René Descartes, illustrazione della via del dolore nel “Traité de l'homme” (1664). Immagine: Wikimedia

Se le cose stessero così, per far cessare un dolore cronico dovrebbe bastare tagliare il “cavetto”. Nel Novecento i chirurghi hanno spesso reciso, in pazienti con tumori o artrite, i nervi che si credeva fossero i soli responsabili della trasmissione del dolore, ma il dolore non sempre è scomparso. Ci sono poi casi di lesioni gravissime che non provocano dolore. Il dottor Harry Beecher era un anestesiologo americano che durante la Seconda Guerra Mondiale curava i soldati feriti sulla spiaggia di Anzio. Agli uomini con terribili ustioni e ferite da proiettili, Beecher offriva la morfina, ma molti la rifiutavano sostenendo di non sentire alcun male.

Un ufficiale medico della 45° divisione di fanteria dell’esercito americano cura insieme a un prigioniero medico tedesco un soldato tedesco ferito ad Anzio nel febbraio 1944 (fonte: Pinterest)

Viceversa ci sono persone che lamentano dolori acuti e cronici in parti del corpo che addirittura non esistono perché, per esempio, sono state amputate. È la sindrome dell’arto fantasma. Insomma, il dolore è soggettivo e una lesione per quanto grande non equivale necessariamente a un’identica sensazione spiacevole in individui diversi. A variare sono soprattutto la soglia, l’intensità e altri fattori, che dipendono in parte dalla genetica e dall’anatomia, ovvero da come la natura ci ha fatti, e in parte dalle esperienze che ci hanno plasmato. Anche gli animali manifestano diversamente il dolore.
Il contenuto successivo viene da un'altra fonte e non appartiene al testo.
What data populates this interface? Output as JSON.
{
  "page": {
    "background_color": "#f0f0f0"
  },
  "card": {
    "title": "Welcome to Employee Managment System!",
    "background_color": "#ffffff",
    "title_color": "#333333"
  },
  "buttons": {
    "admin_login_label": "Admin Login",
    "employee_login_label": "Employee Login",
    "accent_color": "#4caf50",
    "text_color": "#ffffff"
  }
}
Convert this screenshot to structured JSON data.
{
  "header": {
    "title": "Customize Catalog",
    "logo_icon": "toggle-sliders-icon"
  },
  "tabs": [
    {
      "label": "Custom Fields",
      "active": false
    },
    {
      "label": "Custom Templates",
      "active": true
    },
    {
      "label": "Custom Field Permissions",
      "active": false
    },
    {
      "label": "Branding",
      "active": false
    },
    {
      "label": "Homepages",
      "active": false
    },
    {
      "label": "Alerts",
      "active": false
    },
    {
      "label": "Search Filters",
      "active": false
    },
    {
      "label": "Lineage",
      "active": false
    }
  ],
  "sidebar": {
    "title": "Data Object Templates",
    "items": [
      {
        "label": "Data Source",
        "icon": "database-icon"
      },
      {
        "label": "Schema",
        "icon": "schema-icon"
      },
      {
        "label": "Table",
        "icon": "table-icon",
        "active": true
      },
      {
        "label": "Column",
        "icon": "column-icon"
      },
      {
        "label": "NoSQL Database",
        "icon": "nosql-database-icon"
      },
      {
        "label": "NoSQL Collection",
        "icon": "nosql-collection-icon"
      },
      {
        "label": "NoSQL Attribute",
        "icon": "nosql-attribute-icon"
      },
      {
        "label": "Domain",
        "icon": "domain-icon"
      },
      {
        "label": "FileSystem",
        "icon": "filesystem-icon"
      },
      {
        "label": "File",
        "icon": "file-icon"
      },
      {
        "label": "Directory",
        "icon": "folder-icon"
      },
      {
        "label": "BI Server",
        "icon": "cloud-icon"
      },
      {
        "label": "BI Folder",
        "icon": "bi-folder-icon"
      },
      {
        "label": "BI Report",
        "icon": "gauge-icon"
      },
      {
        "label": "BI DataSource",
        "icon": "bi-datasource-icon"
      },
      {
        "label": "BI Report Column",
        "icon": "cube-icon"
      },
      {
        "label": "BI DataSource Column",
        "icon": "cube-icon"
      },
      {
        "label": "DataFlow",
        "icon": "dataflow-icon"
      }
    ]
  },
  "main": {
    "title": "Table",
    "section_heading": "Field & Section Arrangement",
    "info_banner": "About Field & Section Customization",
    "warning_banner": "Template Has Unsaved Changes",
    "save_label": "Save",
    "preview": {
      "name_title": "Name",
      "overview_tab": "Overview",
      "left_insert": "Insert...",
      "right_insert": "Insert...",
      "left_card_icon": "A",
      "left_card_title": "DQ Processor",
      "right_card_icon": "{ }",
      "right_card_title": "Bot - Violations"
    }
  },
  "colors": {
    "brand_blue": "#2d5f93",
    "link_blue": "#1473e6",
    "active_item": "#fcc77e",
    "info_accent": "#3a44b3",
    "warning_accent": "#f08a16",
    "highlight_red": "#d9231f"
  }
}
Prendete per esempio dei terrier scozzesi e allevateli in gabbie di laboratorio, in modo che siano esposti a pochi stimoli sensoriali. Quando i cani usciranno dalle gabbie mostreranno reazioni al dolore diverse da quelle di cani della stessa razza allevati in casa: per esempio, quando incapperanno in un ostacolo non faranno il tipico guaito dei loro simili domestici. Un semplice nervetto che partiva dalla periferia e raggiungeva il cervello non poteva spiegare tutta questa variabilità. Insomma, la teoria di Cartesio faceva acqua e andava superata con un’ipotesi nuova. Ronald Melzack e Patrick Wall, uno psicologo canadese e un neurofisiologo inglese che si sono incontrati al Massachusetts Institute of technology (MIT) attorno al 1965, hanno ipotizzato, sulla base di queste osservazioni, che nel sistema nervoso centrale dovesse esistere un circuito più articolato. Tale circuito doveva, secondo loro, essere in grado di trasformare gli impulsi nervosi (attività elettrica) in ciò che noi percepiamo come dolore (sensazioni). Inoltre doveva essere capace di far variare intensità e qualità delle sensazioni in base all’esperienza di un individuo, alla psicologia e al contesto.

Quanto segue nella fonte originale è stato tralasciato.